Movie review
April 9, 2025 · 95 min · R
Woke Score
Lower is better
Review
Warfare is a 2025 real-time war film co-directed by former Navy SEAL Ray Mendoza and Alex Garland. It follows a U.S. Navy SEAL platoon on a surveillance mission in Ramadi, Iraq, in 2006 that turns into a chaotic fight for survival after an ambush, told through the participants' memories with intense focus on combat sounds, injuries, and immediate decisions. The story centers on unit cohesion and the physical toll of battle without political analysis, character backstories, or social messaging.
Breakdown
These are the editorial factors and ratings behind our score for Warfare.
Woke representation / casting
Ensemble features actors of varied ethnic backgrounds in SEAL roles, including Indigenous performer D'Pharaoh Woon-A-Tai as lead Ray Mendoza (who has Yaqui heritage); this aligns with possible real-unit diversity and standard modern casting without narrative emphasis on identity or overt signaling.
Woke political dialogue
No political, activist, identity-related, or social-justice dialogue appears; all conversation stays tactical, procedural, and focused on immediate survival and coordination.
Identity-driven story themes
Narrative centers on combat chaos, memory, injury, evacuation, and soldier brotherhood in one specific historical event; no identity politics, representation arcs, gender themes, or modern social issues drive the story.
Western institutional / cultural critique
Shows brutality and futility of one mission from the limited viewpoint of U.S. soldiers, with one brief unanswered civilian question; it does not reframe events through activist lenses of colonialism, systemic Western critique, or contemporary identity frameworks.
Production
Woke character or canon changes
Not relevant.
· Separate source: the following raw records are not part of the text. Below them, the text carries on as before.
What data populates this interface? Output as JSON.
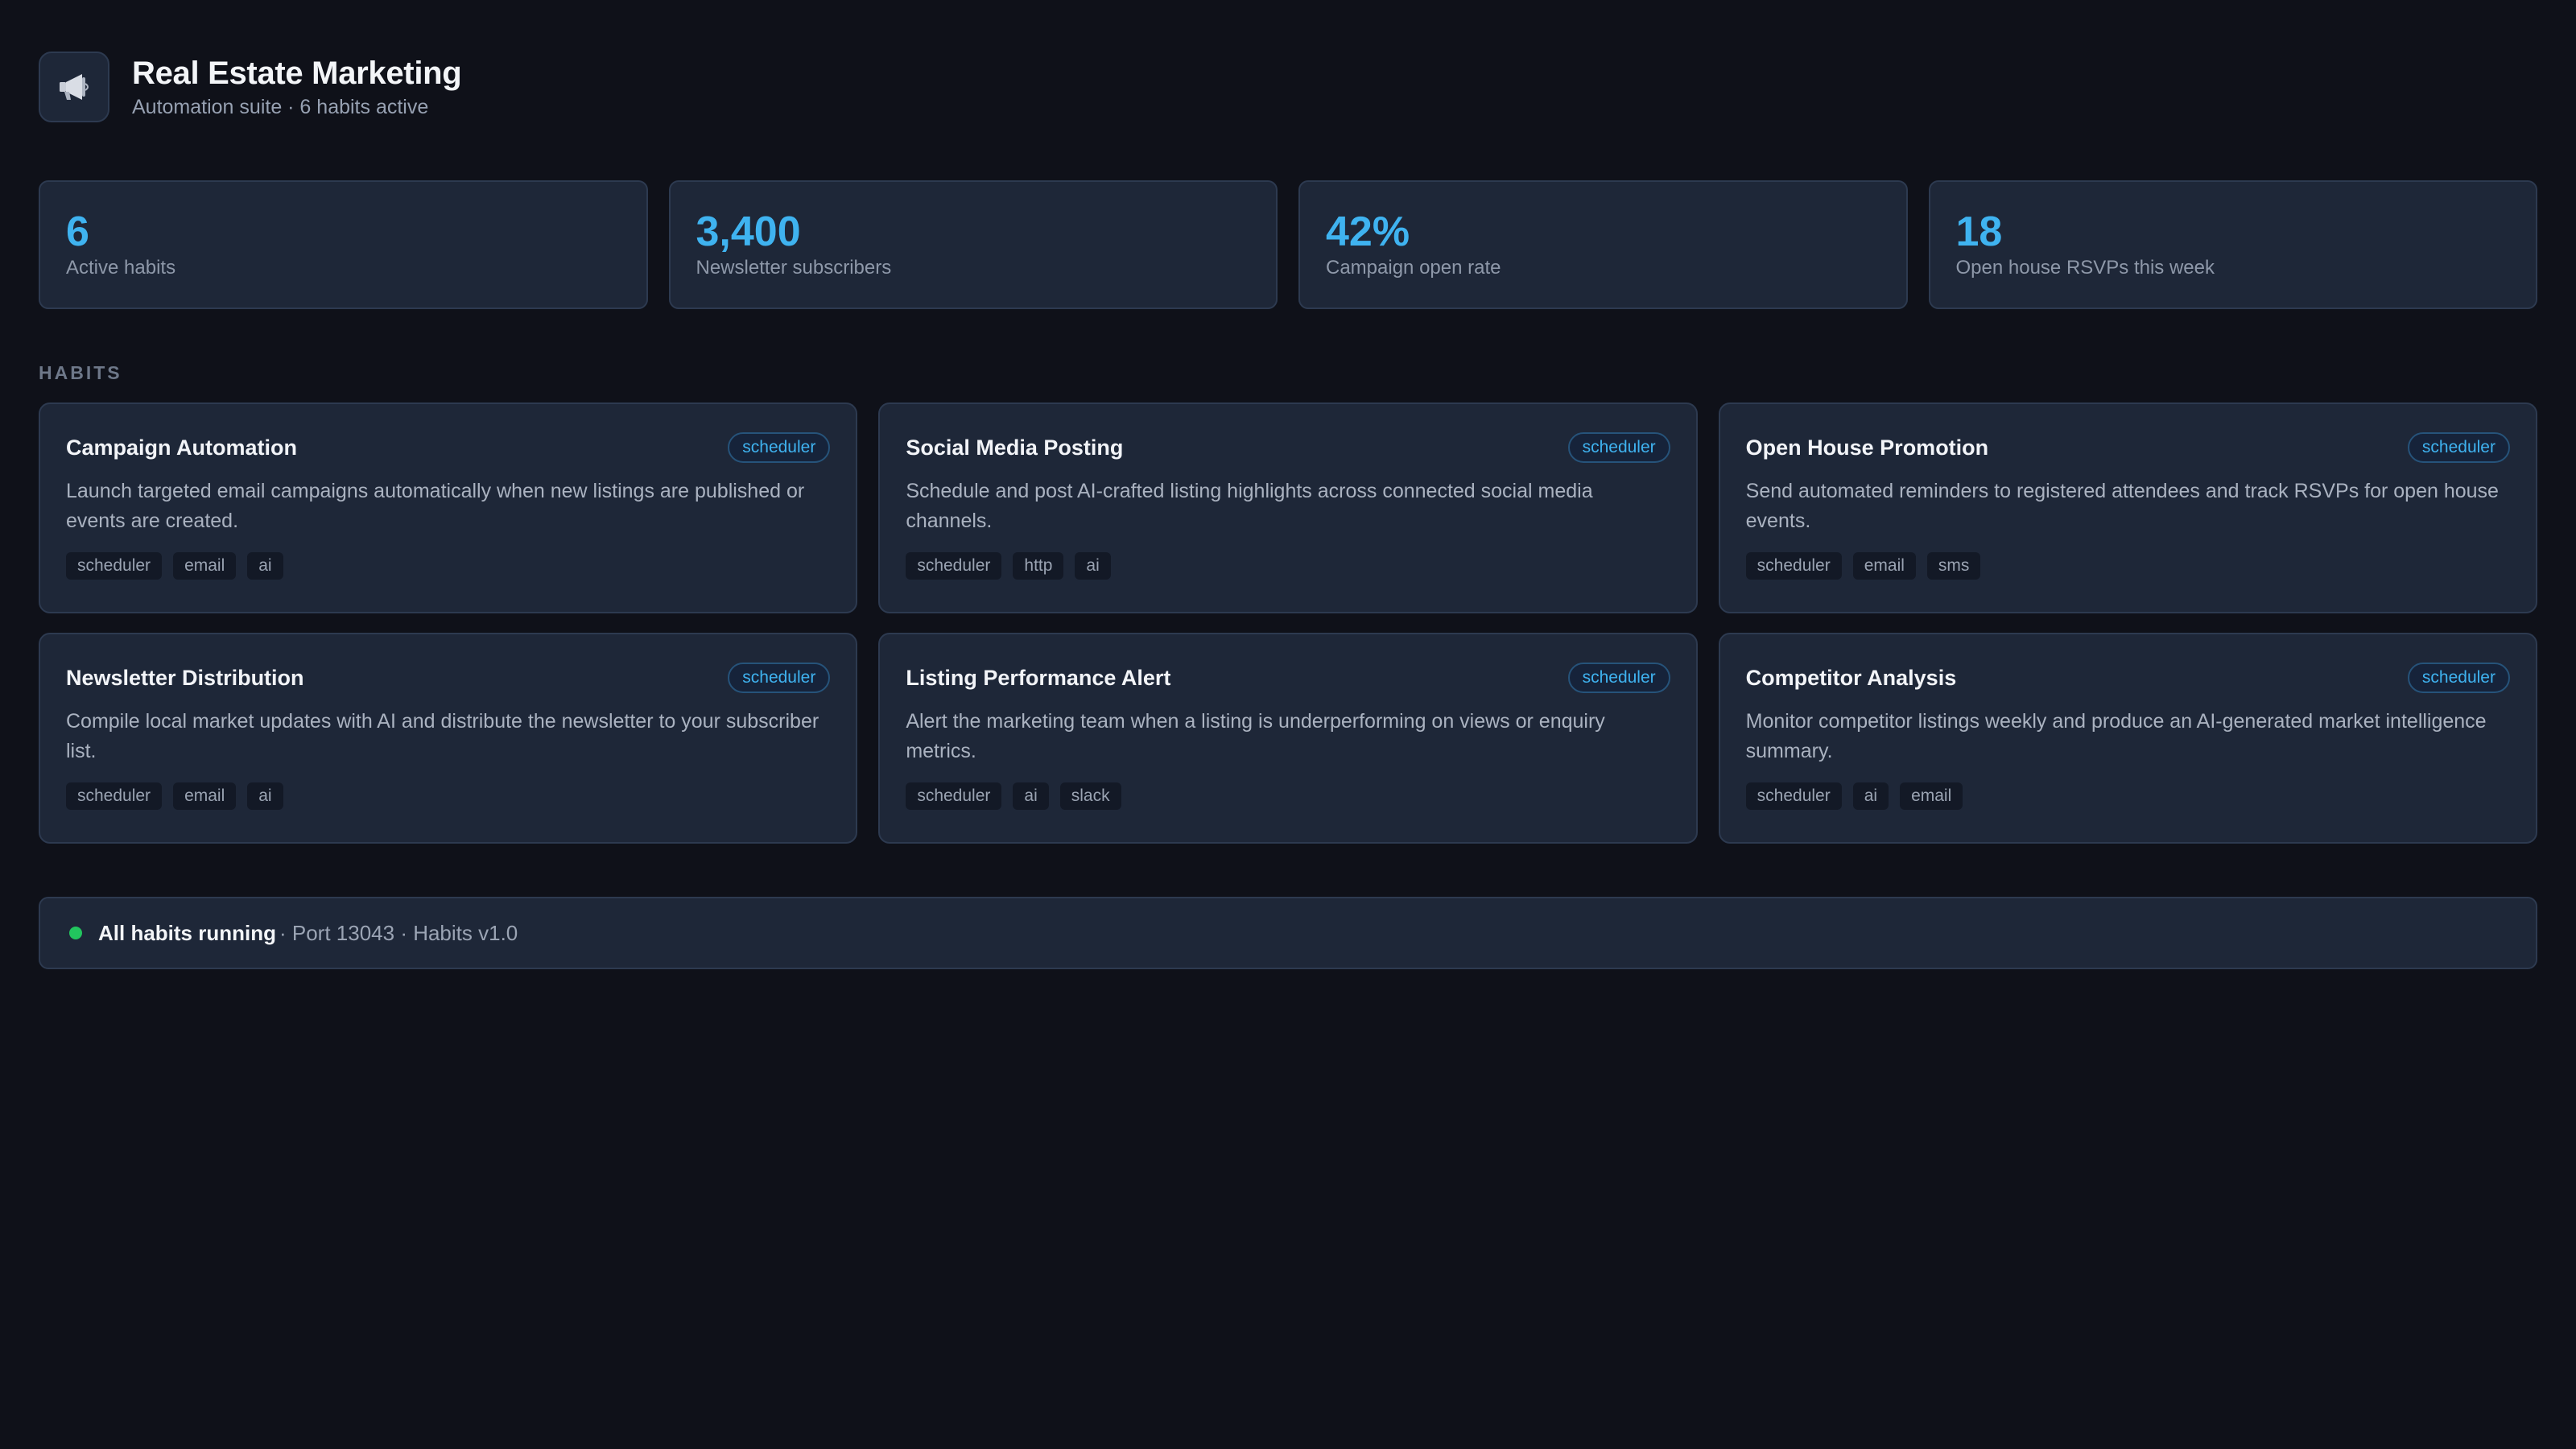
{
  "header": {
    "icon": "megaphone-icon",
    "title": "Real Estate Marketing",
    "subtitle": "Automation suite · 6 habits active"
  },
  "stats": [
    {
      "value": "6",
      "label": "Active habits"
    },
    {
      "value": "3,400",
      "label": "Newsletter subscribers"
    },
    {
      "value": "42%",
      "label": "Campaign open rate"
    },
    {
      "value": "18",
      "label": "Open house RSVPs this week"
    }
  ],
  "section_label": "HABITS",
  "habits": [
    {
      "title": "Campaign Automation",
      "badge": "scheduler",
      "description": "Launch targeted email campaigns automatically when new listings are published or events are created.",
      "tags": [
        "scheduler",
        "email",
        "ai"
      ]
    },
    {
      "title": "Social Media Posting",
      "badge": "scheduler",
      "description": "Schedule and post AI-crafted listing highlights across connected social media channels.",
      "tags": [
        "scheduler",
        "http",
        "ai"
      ]
    },
    {
      "title": "Open House Promotion",
      "badge": "scheduler",
      "description": "Send automated reminders to registered attendees and track RSVPs for open house events.",
      "tags": [
        "scheduler",
        "email",
        "sms"
      ]
    },
    {
      "title": "Newsletter Distribution",
      "badge": "scheduler",
      "description": "Compile local market updates with AI and distribute the newsletter to your subscriber list.",
      "tags": [
        "scheduler",
        "email",
        "ai"
      ]
    },
    {
      "title": "Listing Performance Alert",
      "badge": "scheduler",
      "description": "Alert the marketing team when a listing is underperforming on views or enquiry metrics.",
      "tags": [
        "scheduler",
        "ai",
        "slack"
      ]
    },
    {
      "title": "Competitor Analysis",
      "badge": "scheduler",
      "description": "Monitor competitor listings weekly and produce an AI-generated market intelligence summary.",
      "tags": [
        "scheduler",
        "ai",
        "email"
      ]
    }
  ],
  "status": {
    "main": "All habits running",
    "rest": "· Port 13043 · Habits v1.0",
    "dot_color": "#22c55e"
  },
  "colors": {
    "background": "#0f1119",
    "card": "#1e2738",
    "accent": "#3fb3f0",
    "success": "#22c55e"
  }
}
Story comes from direct participant memories of real 2006 events with no adaptation of existing characters, canon, or historical figures altered for ideological reasons.
Anti-woke backlash and complaints
Occasional online comments question casting diversity as possible subtle representation focus or label the soldier-centric story as pro-military propaganda; these stay fringe with no widespread claims that the film pushes woke, DEI, or left-wing messaging. Main debate involves left-side criticism of its neutrality instead.
Creator track record context
Alex Garland's prior work includes political themes presented ambiguously rather than as activism, while Ray Mendoza's veteran background prioritizes honest military depiction and producers follow commercial paths without ideological patterns.